Dans une écriture du 20 décembre 2005, l’avocat des intimés a produit un extrait de la Feuille d’Avis Officielle du 23 mars 2005 comportant la délivrance à la mairie de Jussy d’une autorisation définitive de construire des aménagements routiers ainsi qu’une lettre du 8 décembre 2005 adressée par le maire de Jussy à un cabinet d’architecture certifiant que les travaux en question seraient réalisés durant le premier semestre 2006.

Dans un courrier du 23 décembre 2005, le département a précisé que l’engazonnement serait réalisé avant que le parking ne soit utilisé.

21. Sur quoi, la cause a été gardée à juger.

1. Interjeté en temps utile devant la juridiction compétente, le recours est recevable (art. 56A de la loi sur l'organisation judiciaire du 22 novembre 1941 - LOJ - E 2 05 ; art. 63 al. 1 litt. a de la loi sur la procédure administrative du 12 septembre 1985 - LPA - E 5 10).

2. Le tribunal a procédé à un transport sur place comme les recourants le demandaient préalablement. Il apprécie ainsi les faits de la cause avec un plein pouvoir d’examen et les faits pertinents sont suffisamment établis pour permettre de trancher le litige.

3. Le recours porte désormais exclusivement sur l’accès au parking. Les recourants invoquent la violation de l’article 14 alinéa 1 lettres a et e LCI en soutenant que la sortie prévue au nord de la parcelle à trois mètres de leur propriété représenterait un danger accru, la visibilité de la route étant très réduite en raison de son tracé.

4. A teneur de l’article 14 LCI, le département peut refuser les autorisations prévues à l’article 1 LCI lorsqu’une construction ou une installation peut être la cause d’inconvénients graves pour les usagers, le voisinage ou le public (art. 14 al. 1 litt. a), ou, lorsqu’elle peut créer par sa nature, sa situation ou le trafic que provoque sa destination ou son exploitation, un danger ou une gêne durable pour la circulation (art. 14 al. 1 litt. e).

5. a. Les dispositions cantonales concernant la limitation quantitative des nuisances n’ont plus de portée propre dans les domaines réglés par le droit fédéral (ATF 117 Ib 157). En effet, les inconvénients graves pour le voisinage sont tout d’abord examinés en regard du droit fédéral sur la protection de l’environnement (ATA B. et C. du 17 mai 1992) qui règle depuis l’entrée en vigueur de la loi sur la protection de l’environnement du 7 octobre 1983 (LPE - RS 814.01) la protection des personnes contre les atteintes nuisibles et incommodantes telles que notamment les pollutions atmosphériques et le bruit (art. 1 et 7 al. 1 LPE).

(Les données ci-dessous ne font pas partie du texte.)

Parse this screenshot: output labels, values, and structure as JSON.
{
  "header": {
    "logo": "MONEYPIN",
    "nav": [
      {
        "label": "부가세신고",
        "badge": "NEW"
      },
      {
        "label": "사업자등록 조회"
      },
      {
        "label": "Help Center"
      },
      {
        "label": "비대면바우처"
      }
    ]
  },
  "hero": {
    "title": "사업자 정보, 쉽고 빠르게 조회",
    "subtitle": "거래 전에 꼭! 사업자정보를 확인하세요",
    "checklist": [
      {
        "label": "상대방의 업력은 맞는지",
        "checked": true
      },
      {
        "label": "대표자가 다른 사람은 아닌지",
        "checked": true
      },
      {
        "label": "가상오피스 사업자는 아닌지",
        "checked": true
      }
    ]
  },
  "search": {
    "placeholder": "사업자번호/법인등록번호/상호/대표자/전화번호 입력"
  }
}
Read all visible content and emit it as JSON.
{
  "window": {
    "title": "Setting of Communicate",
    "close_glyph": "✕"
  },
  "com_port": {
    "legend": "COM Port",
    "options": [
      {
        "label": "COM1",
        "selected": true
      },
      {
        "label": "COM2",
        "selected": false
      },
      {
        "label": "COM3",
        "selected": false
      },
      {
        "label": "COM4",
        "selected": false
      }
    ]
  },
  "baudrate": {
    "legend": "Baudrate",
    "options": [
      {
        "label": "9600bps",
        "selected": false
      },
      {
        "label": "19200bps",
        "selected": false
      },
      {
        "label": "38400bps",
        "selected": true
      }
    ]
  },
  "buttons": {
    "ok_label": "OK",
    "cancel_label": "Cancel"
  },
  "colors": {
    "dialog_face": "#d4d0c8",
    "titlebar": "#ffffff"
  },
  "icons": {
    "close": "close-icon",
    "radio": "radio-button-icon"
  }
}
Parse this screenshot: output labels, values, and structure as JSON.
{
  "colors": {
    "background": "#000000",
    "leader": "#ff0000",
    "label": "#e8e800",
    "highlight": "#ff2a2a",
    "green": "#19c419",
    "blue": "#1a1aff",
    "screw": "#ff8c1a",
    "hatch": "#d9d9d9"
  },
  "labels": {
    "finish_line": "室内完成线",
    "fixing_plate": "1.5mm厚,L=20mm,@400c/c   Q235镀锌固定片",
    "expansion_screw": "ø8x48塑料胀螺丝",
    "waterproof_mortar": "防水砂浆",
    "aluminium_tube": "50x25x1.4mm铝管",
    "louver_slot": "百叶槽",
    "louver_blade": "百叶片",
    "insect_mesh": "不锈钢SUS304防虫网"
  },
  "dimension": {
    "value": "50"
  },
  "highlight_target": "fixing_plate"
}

b. Toutefois, l’article 14 lettre e LCI qui tend à lutter contre un type de nuisances secondaires, tels que les difficultés de la circulation et le danger pour la sécurité humaines qui lui sont liées, conserve une portée propre. Il en va de même de l’article 14 lettre a LCI dans la mesure où, comme en l’espèce, les inconvénients invoqués se rapportent uniquement à la circulation des véhicules (SJ 1992 p. 517 ; ATA D. du 20 décembre 1994).

c. La notion d’inconvénients graves est une norme juridique indéterminée qui laisse à l’autorité une liberté d’appréciation qui n’est limitée que par l’excès et l’abus de pouvoir (A. GRISEL, Droit administratif suisse, 1984, p. 332 et ss).

Comme en matière de dérogation, le département dispose d’un certain pouvoir d’appréciation ; les autorités de recours dans ce cas doivent s’imposer une certaine retenue et n’intervenir que dans les situations où le département se serait laissé guider par des considérations non fondées objectivement ou étrangères au but prévu par la loi (ATA/649/2002 du 5 novembre 2002).

d. Il est de jurisprudence constante qu’un préavis est, en principe, sans caractère contraignant pour l’autorité administrative et que, s’il va de soi que cette dernière ne saurait faire abstraction des préavis exprimés dans les conditions prévues par la loi, l’autorité de décision reste libre de s’en écarter pour des motifs pertinents et en raison de l’intérêt public supérieur (RDAF 1983 p. 344 ; ATA P. du 23 mars 1993).

Cela étant, chaque fois que l’autorité inférieure suit les préavis requis, l’autorité de recours doit s’imposer une certaine retenue qui est fonction de son aptitude à trancher un litige. Ainsi, la commission de recours, composée pour une part de spécialistes, peut exercer un contrôle plus étendu que le Tribunal administratif, qui est composé de magistrats (ATA H. du 9 août 1994).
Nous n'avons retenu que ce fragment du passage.